Why the new apprenticeships rules could be bad for business 



The recent publication of new federal rules for apprenticeship is a landmark event. The National Apprenticeship System Enhancements, which spans 180 pages, proposes a substantial expansion of regulations overseeing registered apprenticeships, those approved by the Department of Labor and state agencies and offered by employers. 

In one sense, the effort is a welcome recognition of the nation’s growing interest in apprenticeship. Until recently, apprenticeships in America were hardly noticed outside the construction trades. Even within the Labor Department, they were a backwater with minimal funding.  

But starting in 2015, three administrations and lawmakers began to recognize the potential of apprenticeship to upgrade skills and expand opportunity at scale.  

Federal spending on apprenticeships has jumped from about $30 million to over $250 million per year. And while apprenticeship funding is still small compared to other Labor Department training allocations — Job Corps alone is $1.7 billion — and the scale of U.S. apprenticeships remains limited compared to other countries, apprenticeships have attracted widespread, bipartisan support.  

But more attention is a double-edged sword. And in its latest effort to clarify the rules, the Labor Department may be creating a whole new slate of challenges. 

The new rules are far reaching and lengthy. Many aim to increase protections for apprentices.  Others deal with the way employers register their programs and how the federal Office of Apprenticeship defines an occupation suitable for apprenticeships. And some create an entire new category of registered apprenticeships linked to career and technical education (CTE) in high schools and postsecondary programs.  

There’s much that’s commendable in these new rules. For instance, they call for building national occupation standards with the potential to reduce the burden on employers of having to develop and specify on their own the skills they plan to teach. They limit the power of state councils to slow program registrations (though so far the Office of Apprenticeship has not enforced this provision). They also increase flexibility in the required number of skilled workers (or journeypersons) relative to apprentices.  
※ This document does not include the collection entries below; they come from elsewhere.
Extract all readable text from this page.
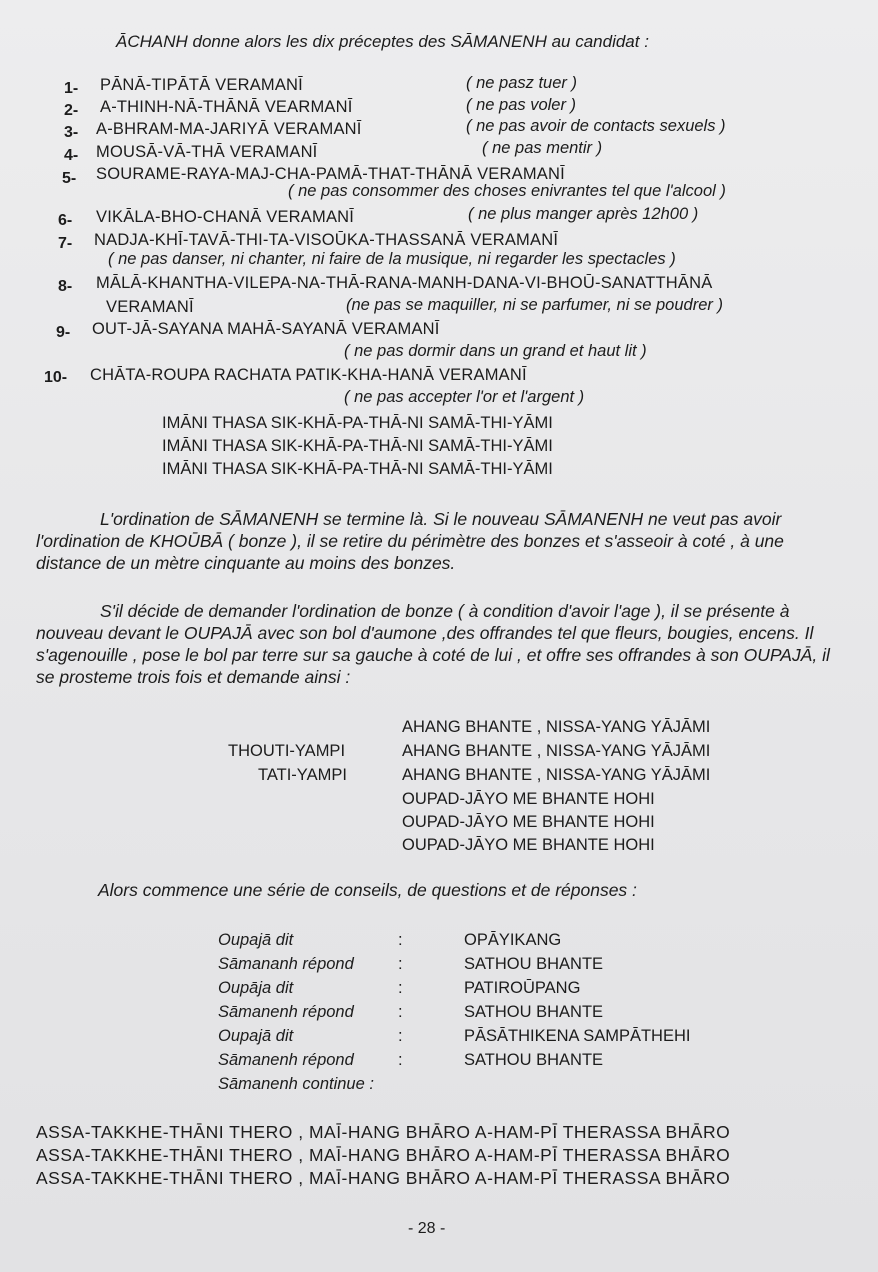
ĀCHANH donne alors les dix préceptes des SĀMANENH au candidat :
1- PĀNĀ-TIPĀTĀ VERAMANĪ	( ne pasz tuer )
2- A-THINH-NĀ-THĀNĀ VEARMANĪ	( ne pas voler )
3- A-BHRAM-MA-JARIYĀ VERAMANĪ	( ne pas avoir de contacts sexuels )
4- MOUSĀ-VĀ-THĀ VERAMANĪ	( ne pas mentir )
5- SOURAME-RAYA-MAJ-CHA-PAMĀ-THAT-THĀNĀ VERAMANĪ
( ne pas consommer des choses enivrantes tel que l'alcool )
6- VIKĀLA-BHO-CHANĀ VERAMANĪ	( ne plus manger après 12h00 )
7- NADJA-KHĪ-TAVĀ-THI-TA-VISOŪKA-THASSANĀ VERAMANĪ
( ne pas danser, ni chanter, ni faire de la musique, ni regarder les spectacles )
8- MĀLĀ-KHANTHA-VILEPA-NA-THĀ-RANA-MANH-DANA-VI-BHOŪ-SANATTHĀNĀ
VERAMANĪ	(ne pas se maquiller, ni se parfumer, ni se poudrer )
9- OUT-JĀ-SAYANA MAHĀ-SAYANĀ VERAMANĪ
( ne pas dormir dans un grand et haut lit )
10- CHĀTA-ROUPA RACHATA PATIK-KHA-HANĀ VERAMANĪ
( ne pas accepter l'or et l'argent )
IMĀNI THASA SIK-KHĀ-PA-THĀ-NI SAMĀ-THI-YĀMI
IMĀNI THASA SIK-KHĀ-PA-THĀ-NI SAMĀ-THI-YĀMI
IMĀNI THASA SIK-KHĀ-PA-THĀ-NI SAMĀ-THI-YĀMI

L'ordination de SĀMANENH se termine là. Si le nouveau SĀMANENH ne veut pas avoir l'ordination de KHOŪBĀ ( bonze ), il se retire du périmètre des bonzes et s'asseoir à coté , à une distance de un mètre cinquante au moins des bonzes.

S'il décide de demander l'ordination de bonze ( à condition d'avoir l'age ), il se présente à nouveau devant le OUPAJĀ avec son bol d'aumone ,des offrandes tel que fleurs, bougies, encens. Il s'agenouille , pose le bol par terre sur sa gauche à coté de lui , et offre ses offrandes à son OUPAJĀ, il se prosteme trois fois et demande ainsi :

AHANG BHANTE , NISSA-YANG YĀJĀMI
THOUTI-YAMPI	AHANG BHANTE , NISSA-YANG YĀJĀMI
TATI-YAMPI	AHANG BHANTE , NISSA-YANG YĀJĀMI
OUPAD-JĀYO ME BHANTE HOHI
OUPAD-JĀYO ME BHANTE HOHI
OUPAD-JĀYO ME BHANTE HOHI
Alors commence une série de conseils, de questions et de réponses :
Oupajā dit	:	OPĀYIKANG
Sāmananh répond	:	SATHOU BHANTE
Oupāja dit	:	PATIROŪPANG
Sāmanenh répond	:	SATHOU BHANTE
Oupajā dit	:	PĀSĀTHIKENA SAMPĀTHEHI
Sāmanenh répond	:	SATHOU BHANTE
Sāmanenh continue :
ASSA-TAKKHE-THĀNI THERO , MAĪ-HANG BHĀRO A-HAM-PĪ THERASSA BHĀRO
ASSA-TAKKHE-THĀNI THERO , MAĪ-HANG BHĀRO A-HAM-PĪ THERASSA BHĀRO
ASSA-TAKKHE-THĀNI THERO , MAĪ-HANG BHĀRO A-HAM-PĪ THERASSA BHĀRO
- 28 -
But the rules overreach in adding extensive new reporting requirements, including the mandate that employers must demonstrate their financial viability. This sounds good, but what businesses will be eager to show their accounts to the Labor Department for the uncertain benefit of registering a program?  

The negative effect could be especially harmful to small businesses interested in apprenticeships. Given the sheer amount of added paperwork, one wonders whether rule writers considered the tradeoff between protecting apprentices and attracting employers to create apprenticeships. Regulators have no power to allocate money for apprenticeships. But without such funding, new requirements like these are likely to discourage participation in the registered apprenticeship system. 

The new “CTE apprenticeships” proposed in the rules are another example of a good idea gone awry. They’re meant as a response to the long overdue efforts to engage young people in apprenticeships; the countries most successful in scaling apprenticeship start the apprentice’s training by age 17 — well below the average age of U.S. apprentices (age 30). Yet, instead of encouraging initiatives to start registered apprenticeships in late high school, the Labor Department’s proposal would establish an alternative system entirely, one that shifts from occupational competence to industry standards and that increases classroom instruction and reduces work-based learning.  

Using high school and community college CTE programs for the classroom instruction component of registered apprenticeships makes sense, as does recruiting young people soon after leaving high school. But we don’t need a separate system to do so. 

With these rules, the Labor Department aims to make sure that all registered apprenticeships are of high quality and achieve diversity objectives. Yet, doing so by adding a range of new obligations on employers is likely to conflict with the goal of scaling apprenticeships. Building on today’s registered apprenticeships should involve simplifying, not dramatically expanding, the rules guiding employers.   

However well-intentioned, new rules won’t be enough to scale U.S. apprenticeships. 

Apprenticeships aren’t training programs, they’re jobs. And unless an employer is willing to hire an untrained worker and pay them before they become fully productive, apprenticeship opportunities will remain limited. To realize their potential, the federal government must also provide adequate funding to stimulate employers to hire enough apprentices for all Americans who want to pursue one. Consider, for instance, a “pay for apprenticeship” model that would provide funding for the intermediary organizations that sell and organize apprenticeships based on how many apprentices employer partners actually hire and train. Such a policy would be a welcome carrot to counterbalance a rule that mostly adds new sticks. 

Robert I. Lerman is chairman of the board at the nonprofit Apprenticeships for America.